Le grand répertoire a dû lui aussi métaboliser le covid. Sa porte de sortie? Repenser les pratiques et restreindre les formats. Après l’engouement du streaming, qui a d’abord été l’issue pour garder le contact avec le public, en atteindre d’autres plus démunis, isolés ou empêchés, et amplifier le rayonnement international, il a fallu exister autrement. Affamées par la disette, certaines institutions ont trouvé des solutions transversales originales pour survivre. Mais les plus petits, aux capacités financières réduites, ont peiné à créer de nouveaux modèles de production.
Le directeur de l’ensemble contemporain Contrechamps, Serge Vuille, a suivi puis devancé la vague. Ses «enfants» du covid? «La création de concerts à domicile avec cinq personnes maximum, ou dans des espaces privés, en collaboration avec l’association «Dans l’jardin». Il y a aussi une nouvelle saison «pyjama» pour explorer l’intimité et le bien-être à travers des concerts avec tisane ou soupes notamment.
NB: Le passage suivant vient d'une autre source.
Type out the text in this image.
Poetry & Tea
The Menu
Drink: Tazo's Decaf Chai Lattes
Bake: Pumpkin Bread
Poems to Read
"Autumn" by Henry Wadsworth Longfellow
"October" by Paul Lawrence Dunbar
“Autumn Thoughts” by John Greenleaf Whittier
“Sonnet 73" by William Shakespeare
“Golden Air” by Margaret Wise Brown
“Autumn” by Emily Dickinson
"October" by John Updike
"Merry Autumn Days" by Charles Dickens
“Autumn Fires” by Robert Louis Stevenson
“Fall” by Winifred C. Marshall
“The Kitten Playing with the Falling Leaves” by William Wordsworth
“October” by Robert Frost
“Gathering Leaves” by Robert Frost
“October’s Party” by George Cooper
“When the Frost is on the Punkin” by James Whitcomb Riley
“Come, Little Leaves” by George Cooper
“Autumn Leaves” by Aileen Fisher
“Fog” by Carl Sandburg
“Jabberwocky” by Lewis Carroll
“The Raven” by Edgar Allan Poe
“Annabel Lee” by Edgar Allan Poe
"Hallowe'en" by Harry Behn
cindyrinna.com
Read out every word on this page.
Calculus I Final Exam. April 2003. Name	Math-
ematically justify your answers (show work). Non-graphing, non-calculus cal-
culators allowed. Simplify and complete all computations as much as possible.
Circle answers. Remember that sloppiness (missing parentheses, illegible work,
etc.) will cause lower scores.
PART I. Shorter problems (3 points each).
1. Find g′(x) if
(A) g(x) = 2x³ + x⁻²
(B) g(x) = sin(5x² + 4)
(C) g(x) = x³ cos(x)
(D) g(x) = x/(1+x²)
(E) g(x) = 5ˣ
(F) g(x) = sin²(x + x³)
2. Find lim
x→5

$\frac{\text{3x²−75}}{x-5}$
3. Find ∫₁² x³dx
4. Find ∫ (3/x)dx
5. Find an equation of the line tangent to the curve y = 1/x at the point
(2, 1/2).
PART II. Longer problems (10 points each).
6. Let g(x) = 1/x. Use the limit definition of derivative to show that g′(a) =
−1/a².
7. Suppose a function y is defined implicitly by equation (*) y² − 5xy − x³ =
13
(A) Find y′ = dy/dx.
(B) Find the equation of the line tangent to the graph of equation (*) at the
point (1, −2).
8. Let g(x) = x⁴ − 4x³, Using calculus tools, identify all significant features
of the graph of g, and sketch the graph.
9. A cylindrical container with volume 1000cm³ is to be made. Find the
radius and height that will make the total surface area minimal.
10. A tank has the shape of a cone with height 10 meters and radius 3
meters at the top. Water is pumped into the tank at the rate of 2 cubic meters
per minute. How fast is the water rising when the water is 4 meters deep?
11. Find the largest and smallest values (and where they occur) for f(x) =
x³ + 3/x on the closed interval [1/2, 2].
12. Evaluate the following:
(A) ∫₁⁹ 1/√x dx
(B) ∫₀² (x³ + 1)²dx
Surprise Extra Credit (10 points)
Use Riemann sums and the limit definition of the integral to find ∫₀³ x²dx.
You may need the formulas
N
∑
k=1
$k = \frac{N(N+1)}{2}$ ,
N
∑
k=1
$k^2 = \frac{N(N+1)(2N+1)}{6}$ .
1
«Après le succès remporté, nous avons lancé un appel à projet où le public donne lui aussi ses idées. Trois verront le jour en juin, autour du végétal: des concerts à la tombée de la nuit en forêt, dans des serres, ou pour les arbres. Deux petites séries sont aussi dans le pipeline: «Grand Ecart», destinée aux enfants, et «A table» pour tous, avec lunch. Le développement de projets vidéo fait aussi partie de nos nouveautés.»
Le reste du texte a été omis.